Dugaan Setoran Anggota Brimob & Sistem Manajemen SDM yang Buruk
ILUSTRASI. Personel Brigade Mobil (Brimob) Polda Jambi mengikuti apel sebelum diberangkatkan di Mapolda Jambi, Jumat (30/8/2019). ANTARA FOTO/Wahdi Septiawan/hp/am.

tirto.id - Bidang Profesi dan Pengamanan (Propam) Polda Riau mengusut dugaan Bripka Andry Darma Irawan, anggota Brimob Batalyon B Pelopor Polda Riau, yang membongkar aksi atasannya meminta mencarikan uang untuk disetorkan hingga Rp650 juta.

“Bidpropam Polda Riau saat ini masih mendalami persoalan tersebut lebih lanjut,” kata Kabid Humas Polda Riau, Kombes Pol Nandang Mu'min Wijaya, ketika dihubungi reporter Tirto, Selasa, 6 Juni 2023.

Kasus ini bermula dari curhat Bripka Andry pada akun Facebook-nya. Ia dimutasi dari Batalyon B Pelopor ke Batalyon A Pelopor di Pekanbaru. Surat Perintah Mutasi bertanggal 3 Mei terbit, lima hari berikutnya ia menghadap kepada jajaran batalion baru.

Bripka Andry juga membeberkan bahwa sejak Oktober 2021, Kompol Petrus Hottiner Simamora selaku Komandan Batalyon (Danyon), meminta bantuannya untuk mencari dana dari luar kantor. Dia mengaku menjalankan perintah itu dan berkoordinasi dengan rekan-rekannya.

“Sampai Februari 2023, saya sudah mengirimkan sejumlah Rp650 juta ke rekening pribadi Danyon,” tulis Bripka Andry.

Meski telah menuruti perintah atasannya, Bripka Andry dimutasi. Sebelum dimutasi, Kompol Petrus meminta Bripka Andry mencari uang Rp53 juta untuk membeli lahan, namun ia hanya dapat menyerahkan Rp10 juta kepada si bos.

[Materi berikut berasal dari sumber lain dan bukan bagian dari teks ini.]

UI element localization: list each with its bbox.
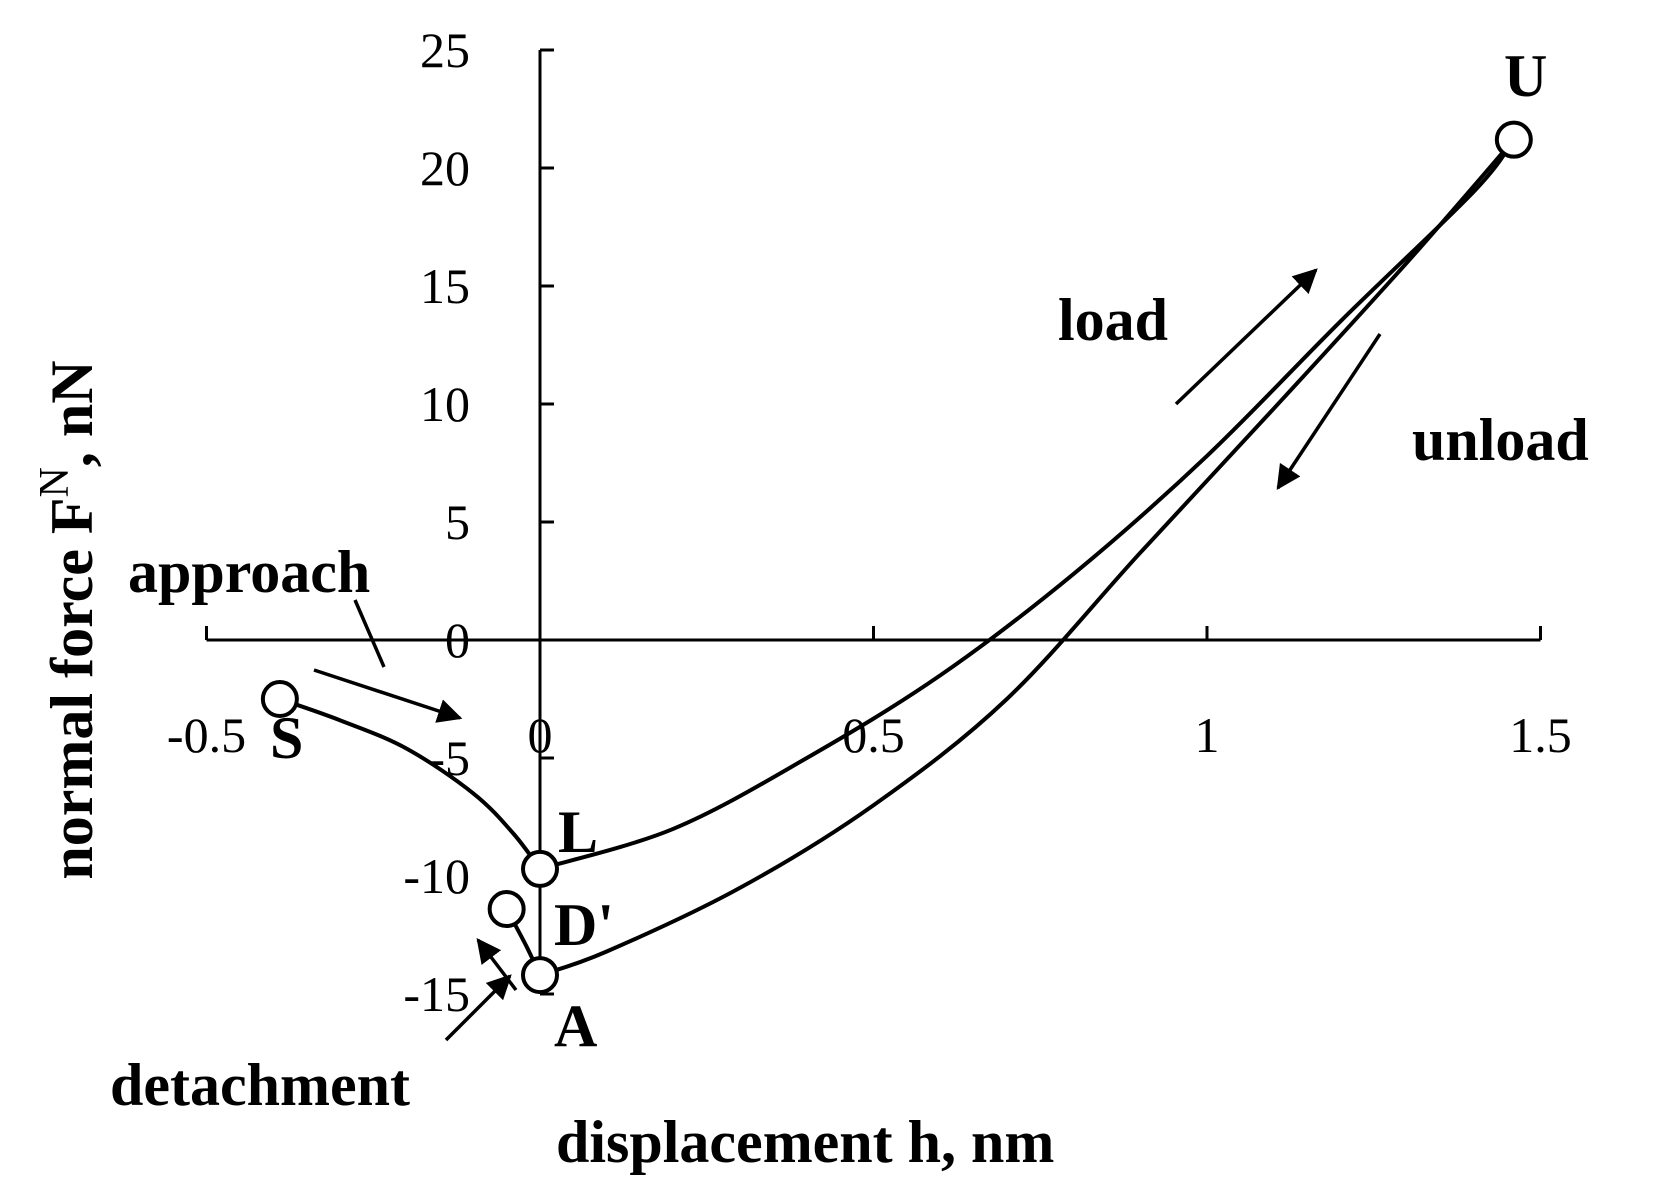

Terkait kasus ini, Kabid Propam Polda Riau, Kombes Pol Johanes Setiawan menyatakan, pihaknya memeriksa delapan saksi perkara duit setoran ini. Termasuk meminta keterangan Bripka Andry soal setoran, masalah disiplin, kabur dinas, dan desersi.

“Dia desersi juga. Kemudian, sampai saat ini belum ada (masuk dinas). Itu mutasi rutin yang dilaksanakan tiap per setengah tahun. Bukan hanya dia, tapi ada 38 personel yang dimutasi," ujar Johanes.

Komisi Kepolisian Nasional (Kompolnas) pun buka suara terkait perkara ini. “Kompolnas akan mengirimkan surat klarifikasi ke Polda Riau terkait hal ini. Pertama, kalau melihat yang bersangkutan curhat di medsos itu adalah tindakan yang keliru. Seorang anggota Polri memiliki aturan sendiri dalam menyampaikan uneg-uneg,” kata Juru Bicara Kompolnas, Poengky Indarti ketika dihubungi Tirto.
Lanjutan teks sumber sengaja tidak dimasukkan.